Wednesday, May 7, 2014

Who's this Danny Santana guy?

One thing you can be sure of when you're a fan of a crappy baseball team is there will be people running in and out of the lineup you've never heard of all the time, and with the Twins' crappy options at shortstop given Pedro Florimon's inability to hit at all they've gone with the revolving door approach at the position.  I should have hit on Eduardo Nunez after they acquired him, and may still do that, but with Danny Santana getting all the playing time lately it's time to figure out just who the hell this guy is.

John Sickels from minorleagueball.com ranked him the Twins' #15 prospect, Baseball America ranked him ninth, and Aaron Gleeman put him at #14.  In short, he's a possible "shortstop of the future" and somehow we should be paying very close attention to and pulling for as hard as you can pull.  If you click on that Baseball America link you can see his ranking within the organization the last four years has gone 25-20-11-9, so he's been improving and moving in the right direction.  Sickels had estimated he'd be up late 2014, so he's a little bit ahead of schedule.  But I'm getting ahead of myself.  We should look at a little background.

Santana was signed out of the Dominican by the Twins as a 17-year old and who has had a rather rapid rise to AAA, playing at a below average age for the league at each stop.  His career slash line is .274/.318/.393, which means he walks little and doesn't have much power - then again as a shortstop you don't necessarily need those things to be effective.  He has some speed with 117 career minor league steals with a decent success rate of 69%, and although he strikes out a lot (career 18.5%) he had improved in 2012 and 2013 with a rate of 14.1% and 16.0% before ballooning up to 26% this year in AAA (in fairness, his first year at that level).

Since he's a shortstop, if he can put up his exact career numbers at the major league level, get a little better on the bases, and play above average defense he could conceivably grab the SS position on the team for the foreseeable future.  That .274 average would have been 6th among all big league shortstops last year, while a .318 OBP would have been 7th and the .393 SLG 8th and his .711 OPS would have been 6th.  Remember, the bar of shortstop offense is quite low outside of the freaks, so Santana's numbers, despite his lack of walks and power (just 25 career home runs, not a ton of extra base hits though he could be a 20 double/10 triple guy if everything breaks right), would make him a top 10 offensive shortstop.  The steals are intriguing too, given that just 6 shortstops stole 20+ bases last season (Santana had 30 in 2013 at AA ball).  It may be asking a lot, but looking at the numbers it's not out of the realm of possibility.

More important, however, is if he can play defense at a high level.  His career fielding percentage at shortstop in the minors is .932, which is really, really bad.  He was at .918 this season when he was called up, and even his best seasons were around .940-.950 which is still really, really bad.  Like, dead last in the league bad.  His range factor per game is 4.01, and as unreliable as that metric is (it's just assists+putouts / games) it's all we have for the minors.  I couldn't find any leaderboards for it, but just checking a guy with range (Florimon, 4.63) and a guy without (Jhonny Peralta, 4.33) that number doesn't inspire confidence either.

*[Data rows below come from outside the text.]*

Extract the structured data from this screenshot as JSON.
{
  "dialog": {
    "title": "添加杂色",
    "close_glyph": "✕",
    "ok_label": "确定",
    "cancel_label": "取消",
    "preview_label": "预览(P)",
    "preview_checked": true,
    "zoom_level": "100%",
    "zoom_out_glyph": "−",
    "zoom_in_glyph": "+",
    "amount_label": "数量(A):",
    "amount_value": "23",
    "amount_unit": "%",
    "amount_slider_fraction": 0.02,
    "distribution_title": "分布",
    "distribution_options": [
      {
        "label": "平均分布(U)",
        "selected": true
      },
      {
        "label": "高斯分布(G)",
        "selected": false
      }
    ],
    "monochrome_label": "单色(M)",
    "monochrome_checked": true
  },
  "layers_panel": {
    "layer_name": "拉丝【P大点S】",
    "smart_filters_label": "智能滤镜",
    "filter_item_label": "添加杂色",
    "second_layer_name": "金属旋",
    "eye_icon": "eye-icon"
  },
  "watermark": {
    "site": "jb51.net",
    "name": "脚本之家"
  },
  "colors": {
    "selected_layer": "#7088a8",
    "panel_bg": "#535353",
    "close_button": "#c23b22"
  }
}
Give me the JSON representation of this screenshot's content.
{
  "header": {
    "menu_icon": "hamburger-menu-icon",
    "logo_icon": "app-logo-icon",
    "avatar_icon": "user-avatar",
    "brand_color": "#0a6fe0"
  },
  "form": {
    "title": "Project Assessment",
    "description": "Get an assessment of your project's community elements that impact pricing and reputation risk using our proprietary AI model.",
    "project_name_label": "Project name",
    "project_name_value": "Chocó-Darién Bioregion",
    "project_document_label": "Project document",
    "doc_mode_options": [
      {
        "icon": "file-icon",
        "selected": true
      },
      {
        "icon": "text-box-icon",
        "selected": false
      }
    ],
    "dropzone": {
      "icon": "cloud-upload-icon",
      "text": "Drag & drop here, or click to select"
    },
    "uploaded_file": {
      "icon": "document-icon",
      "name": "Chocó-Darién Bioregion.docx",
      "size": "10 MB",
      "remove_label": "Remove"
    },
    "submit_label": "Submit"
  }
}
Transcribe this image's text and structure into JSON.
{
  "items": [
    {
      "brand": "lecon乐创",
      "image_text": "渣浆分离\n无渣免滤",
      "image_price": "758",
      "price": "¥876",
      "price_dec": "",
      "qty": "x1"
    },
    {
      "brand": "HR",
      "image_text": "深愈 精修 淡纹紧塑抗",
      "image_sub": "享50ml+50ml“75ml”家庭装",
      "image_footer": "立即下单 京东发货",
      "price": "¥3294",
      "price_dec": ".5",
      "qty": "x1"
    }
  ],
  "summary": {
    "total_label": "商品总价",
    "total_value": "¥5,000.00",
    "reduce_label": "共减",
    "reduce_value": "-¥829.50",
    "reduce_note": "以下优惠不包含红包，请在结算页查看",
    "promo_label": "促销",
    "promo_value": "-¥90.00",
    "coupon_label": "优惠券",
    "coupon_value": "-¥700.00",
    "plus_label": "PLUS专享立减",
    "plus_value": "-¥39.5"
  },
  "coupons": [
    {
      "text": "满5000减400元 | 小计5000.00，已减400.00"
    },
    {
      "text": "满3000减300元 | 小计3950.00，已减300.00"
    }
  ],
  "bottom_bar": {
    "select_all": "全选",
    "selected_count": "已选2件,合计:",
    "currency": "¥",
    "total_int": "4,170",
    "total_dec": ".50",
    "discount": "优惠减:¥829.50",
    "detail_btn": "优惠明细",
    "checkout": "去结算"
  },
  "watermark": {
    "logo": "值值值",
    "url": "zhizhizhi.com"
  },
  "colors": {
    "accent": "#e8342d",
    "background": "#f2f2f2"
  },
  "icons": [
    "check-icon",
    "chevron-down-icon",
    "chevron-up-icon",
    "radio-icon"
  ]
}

That said, he's definitely a guy to keep a close watch on.  The fielding could still develop and he's at least intriguing enough with his bat that it's worth giving him time.  I wouldn't be against just handing him the starting job and pretty much letting him run with it for the year.  If he can field and hit at the big league level the Twins may finally have a real shortstop.

4 comments:

rghrbek said...

Santana has speed, that's his best attribute. Otherwise it's a safe bet he doesn't pan out.

Check out this:
http://www.startribune.com/sports/twins/blogs/258474541.html

Laughing stock of MLB. This just doesn't happen in professional baseball.

How in the hell, do you end up with only one guy on the bench before the game starts? Well it's the manager having to have 3 catchers on roster. Twins always resting and rehab instead of throwing guys on DL right away. Gardy carrying 13 pitchers. The twins carrying 3 shortstops. Having no room on the 40 man to do anything, because they put idiot rejects from the cubs, and blue jays on the 40 man for no reason. Having softs sports in their hearts for piles of shit like Kubel and Guerrier (oh and they are affordable).

You gotta break down, blog style how dysfunctional the twins are, from the FO management, Gardy, and the medical staff. F'ing train wreck.

WWWWWW said...

Great idea, but I honestly wouldn't know where to start. There's so much.

rghrbek said...

Twins placed Fuld on DL and called up Nunez. That's 4 shortstops, now.

Guerrier gives up a bomb in his first appearance for the twins in the predictable loss.

Win Twins!

rghrbek said...

my bad, florimon was just sent down, well we still have 3 shortstops and 3 catchers at least!